La petite histoire du projet Celles d'en dessous

Le projet Celles d'en dessous naît en 2019 de la rencontre entre Nathalie Bidan et la compagnie  « La mort est dans la boîte ». Laure Fonvieille, directrice artistique de la compagnie et metteuse en scène de Celles d’en dessous explique : « Nathalie Bidan est chargée de la valorisation du patrimoine funéraire rennais. Intriguée par le nom de notre compagnie de théâtre, elle a imaginé que nous ne serions pas effrayées à l’idée de faire du théâtre dans un cimetière. Elle avait vu juste ! » [propos recueillis par Elise Franck] C'est ainsi que Laure Fonvieille a imaginé le projet Celles d'en dessous qui entend valoriser les femmes du passé mais aussi donner à voir les cimetières comme des lieux de mort, de vie, de promenades, de mémoire et d’histoire. La première représentation a eu lieu en juin 2019 au Cimetière de l’Est, à Rennes.

Depuis, d'autres spectacles ont été programmés dans les cimetières de Nantes, Rennes et Strasbourg. Si les spectacles sont sur mesure, la démarche est toujours la même. La compagnie effectue une visite du cimetière qu'elle compte investir. Elle repère une dizaine de sépultures. A partir de ce repérage, un choix est arrêté en fonction du contenu qui peut être délivré sur les personnes inhumées et du parcours qui peut être créé entre les tombes.

Afin d’écrire la pièce, la metteuse en scène entame une première phase de documentation grâce à la bibliographie et aux archives existantes sur les protagonistes.
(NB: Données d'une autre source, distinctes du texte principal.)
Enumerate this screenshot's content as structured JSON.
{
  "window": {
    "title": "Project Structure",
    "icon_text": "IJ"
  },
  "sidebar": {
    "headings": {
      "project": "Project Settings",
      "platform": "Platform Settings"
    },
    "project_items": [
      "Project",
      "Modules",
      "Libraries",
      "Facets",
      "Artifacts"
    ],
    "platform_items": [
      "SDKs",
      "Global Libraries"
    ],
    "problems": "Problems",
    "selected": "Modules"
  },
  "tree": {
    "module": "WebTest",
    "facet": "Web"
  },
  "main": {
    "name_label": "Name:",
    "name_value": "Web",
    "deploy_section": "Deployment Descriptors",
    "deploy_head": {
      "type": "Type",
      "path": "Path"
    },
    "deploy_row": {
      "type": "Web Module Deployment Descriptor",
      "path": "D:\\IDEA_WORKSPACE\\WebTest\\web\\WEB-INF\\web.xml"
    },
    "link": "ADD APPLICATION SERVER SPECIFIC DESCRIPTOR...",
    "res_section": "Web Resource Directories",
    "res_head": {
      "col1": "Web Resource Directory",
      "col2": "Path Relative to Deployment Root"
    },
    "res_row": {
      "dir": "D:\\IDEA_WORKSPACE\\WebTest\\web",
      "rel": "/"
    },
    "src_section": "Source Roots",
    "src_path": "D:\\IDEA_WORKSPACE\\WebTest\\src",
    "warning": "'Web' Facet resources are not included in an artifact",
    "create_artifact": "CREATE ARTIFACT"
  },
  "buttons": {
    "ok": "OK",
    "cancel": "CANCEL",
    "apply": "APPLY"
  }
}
Pour le spectacle au cimetière Miséricorde de Nantes, Agathe Cerede, stagiaire au patrimoine funéraire de la ville de Nantes a accompagné dans la compagnie dans ses recherches . Laure Fonvieille a interviewé les associations et les familles des défuntes pour nourrir la pièce. Les textes des pièces sont écrits par Laure Fonvieille mais aussi Manon Payelleville, Sophie Renou et Camille Kerdellant.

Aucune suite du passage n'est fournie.